Unfortunately, this would break any existing code relying on the existing behavior (for some reason). We need to first deprecate the API before changing its functionality entirely.
This seems such a niche edge-case that I think it's reasonable to just fix it. The fact no one else has complained about it in years suggests maybe no one else has found this before?
And even then, it's not that common to filter builds by architecture, and if one did, such filtering with the current behaviour would be wrong anyway, with no alternative to properly filter it as you could not differentiate between the right architecture.
Going through a deprecating cycle for this seems overkill. What would you replace it with anyway? Just add an os.hostarch2 and break everything else? Seems more reasonable to just fix it and document the behaviour in the release notes, but just my 2 cents.
Doing things based on premake host architecture also feels like an anti-pattern. I agree, this is definitely an edge case. I don't know what we would name and deprecate with. The correct solution may be to just fix it directly, since we are still just in beta and can have the breaking change.
I'm afraid filtering by architecture isn't particularly uncommon. Macs, for example, come with either Apple Silicon or Intel CPUs, corresponding to ARM64 and x86_64 architectures respectively. Certain x86-specific optimizations, such as SSE, may not be includable in builds targeting the ARM64 architecture, and vice versa.
I understand that in such cases it might be more appropriate to use os.targetarch, but that function doesn't work either—though the documentation clearly states this.
https://github.com/mercury233/premake-macos-arch-test/actions/runs/15089710004/job/42416629418#step:5:1
Moreover, the architecture directive itself doesn't function fully as expected; see issue #2136.
You should likely be filtering using filter "architecture:arm", for example. I'm saying it's probably an antipattern to filter based on the architecture of the computer running premake. It's perfectly reasonable (and expected) to filter based on the target system's architecture (via the filter tag)
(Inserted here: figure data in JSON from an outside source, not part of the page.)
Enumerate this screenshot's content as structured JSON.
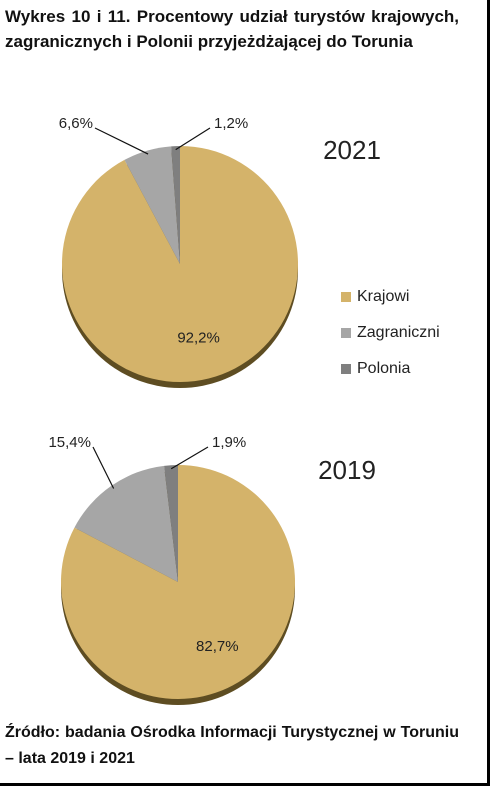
{
  "header": {
    "title": "Wykres 10 i 11. Procentowy udział turystów krajowych, zagranicznych i Polonii przyjeżdżającej do Torunia"
  },
  "footer": {
    "source": "Źródło: badania Ośrodka Informacji Turystycznej w Toruniu – lata 2019 i 2021"
  },
  "chart_data": [
    {
      "type": "pie",
      "title": "2021",
      "categories": [
        "Krajowi",
        "Zagraniczni",
        "Polonia"
      ],
      "values": [
        92.2,
        6.6,
        1.2
      ],
      "value_labels": [
        "92,2%",
        "6,6%",
        "1,2%"
      ],
      "colors": [
        "#d4b36a",
        "#a6a6a6",
        "#7f7f7f"
      ]
    },
    {
      "type": "pie",
      "title": "2019",
      "categories": [
        "Krajowi",
        "Zagraniczni",
        "Polonia"
      ],
      "values": [
        82.7,
        15.4,
        1.9
      ],
      "value_labels": [
        "82,7%",
        "15,4%",
        "1,9%"
      ],
      "colors": [
        "#d4b36a",
        "#a6a6a6",
        "#7f7f7f"
      ]
    }
  ]
}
You should likely be filtering using
filter "architecture:arm", for example. I'm saying it's probably an antipattern to filter based on the architecture of the computer running premake. It's perfectly reasonable (and expected) to filter based on the target system's architecture (via the filter tag)
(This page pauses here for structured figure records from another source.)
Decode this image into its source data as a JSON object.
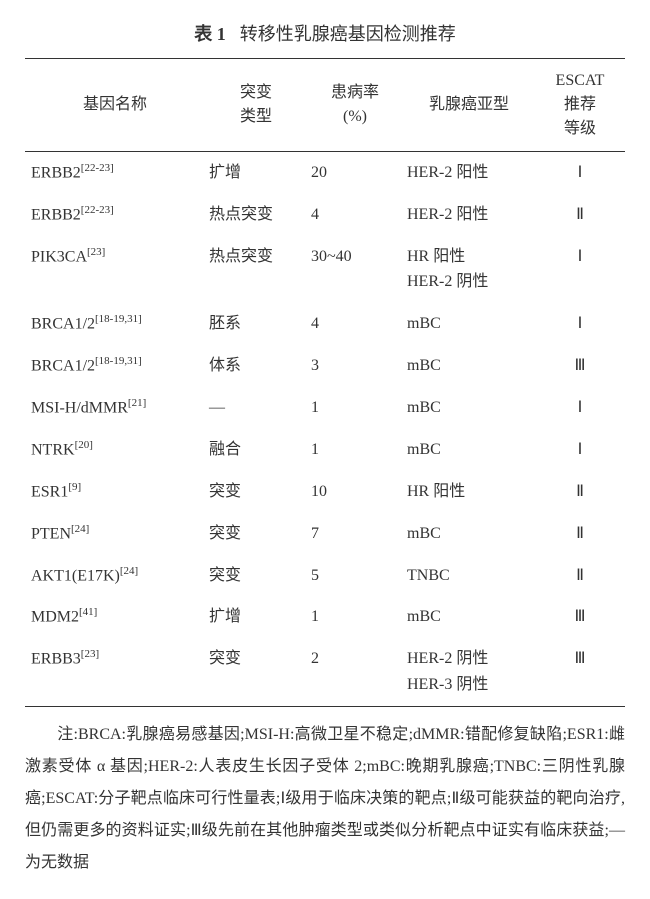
{
  "title_prefix": "表 1",
  "title_text": "转移性乳腺癌基因检测推荐",
  "columns": [
    "基因名称",
    "突变\n类型",
    "患病率\n(%)",
    "乳腺癌亚型",
    "ESCAT\n推荐\n等级"
  ],
  "rows": [
    {
      "gene": "ERBB2",
      "refs": "[22-23]",
      "mut": "扩增",
      "inc": "20",
      "sub": "HER-2 阳性",
      "escat": "Ⅰ"
    },
    {
      "gene": "ERBB2",
      "refs": "[22-23]",
      "mut": "热点突变",
      "inc": "4",
      "sub": "HER-2 阳性",
      "escat": "Ⅱ"
    },
    {
      "gene": "PIK3CA",
      "refs": "[23]",
      "mut": "热点突变",
      "inc": "30~40",
      "sub": "HR 阳性\nHER-2 阴性",
      "escat": "Ⅰ"
    },
    {
      "gene": "BRCA1/2",
      "refs": "[18-19,31]",
      "mut": "胚系",
      "inc": "4",
      "sub": "mBC",
      "escat": "Ⅰ"
    },
    {
      "gene": "BRCA1/2",
      "refs": "[18-19,31]",
      "mut": "体系",
      "inc": "3",
      "sub": "mBC",
      "escat": "Ⅲ"
    },
    {
      "gene": "MSI-H/dMMR",
      "refs": "[21]",
      "mut": "—",
      "inc": "1",
      "sub": "mBC",
      "escat": "Ⅰ"
    },
    {
      "gene": "NTRK",
      "refs": "[20]",
      "mut": "融合",
      "inc": "1",
      "sub": "mBC",
      "escat": "Ⅰ"
    },
    {
      "gene": "ESR1",
      "refs": "[9]",
      "mut": "突变",
      "inc": "10",
      "sub": "HR 阳性",
      "escat": "Ⅱ"
    },
    {
      "gene": "PTEN",
      "refs": "[24]",
      "mut": "突变",
      "inc": "7",
      "sub": "mBC",
      "escat": "Ⅱ"
    },
    {
      "gene": "AKT1(E17K)",
      "refs": "[24]",
      "mut": "突变",
      "inc": "5",
      "sub": "TNBC",
      "escat": "Ⅱ"
    },
    {
      "gene": "MDM2",
      "refs": "[41]",
      "mut": "扩增",
      "inc": "1",
      "sub": "mBC",
      "escat": "Ⅲ"
    },
    {
      "gene": "ERBB3",
      "refs": "[23]",
      "mut": "突变",
      "inc": "2",
      "sub": "HER-2 阴性\nHER-3 阴性",
      "escat": "Ⅲ"
    }
  ],
  "footnote": "注:BRCA:乳腺癌易感基因;MSI-H:高微卫星不稳定;dMMR:错配修复缺陷;ESR1:雌激素受体 α 基因;HER-2:人表皮生长因子受体 2;mBC:晚期乳腺癌;TNBC:三阴性乳腺癌;ESCAT:分子靶点临床可行性量表;Ⅰ级用于临床决策的靶点;Ⅱ级可能获益的靶向治疗,但仍需更多的资料证实;Ⅲ级先前在其他肿瘤类型或类似分析靶点中证实有临床获益;—为无数据",
  "colors": {
    "text": "#333333",
    "background": "#ffffff",
    "rule": "#333333"
  },
  "col_widths_pct": [
    30,
    17,
    16,
    22,
    15
  ],
  "font_sizes_pt": {
    "title": 18,
    "table": 16,
    "footnote": 16,
    "sup": 11
  }
}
https://github.com/mercury233/premake-macos-arch-test/actions/runs/15089901144/job/42417030453#step:7:8
The filter only takes effect when architecture has been set. As for how to determine the architecture, if we want the compiled program to match the architecture of the machine doing the compiling (This is the current default behavior of Premake on macOS.), we need to use os.hostarch.
Okay, yeah, let's fix the actual issue then rather than updating docs (as @tritao suggested)
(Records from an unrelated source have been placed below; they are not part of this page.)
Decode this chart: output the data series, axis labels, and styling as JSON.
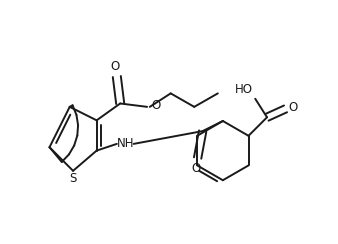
{
  "background_color": "#ffffff",
  "line_color": "#1a1a1a",
  "line_width": 1.4,
  "font_size": 8.5,
  "figsize": [
    3.38,
    2.44
  ],
  "dpi": 100,
  "xlim": [
    0,
    10
  ],
  "ylim": [
    0,
    7.2
  ]
}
Just wanted to poke on this. An update to the docs is better than nothing, but if we can fix the root of the problem, that would be best.
Can you try the suggested code @mercury233?
I finally had the chance to test your patch. I set up an ARM-based TV box and installed the Armbian Linux system on it.
https://github.com/mercury233/premake-arch-test
This repository contains the program I compiled using your patch. Here are the test results:
https://github.com/mercury233/premake-arch-test/actions/runs/15649386571/job/44091879546
It successfully detected the current architecture on both Linux and Windows, but not on macOS. The original beta7 version, however, is a universal build, so it can correctly detect the architecture on macOS.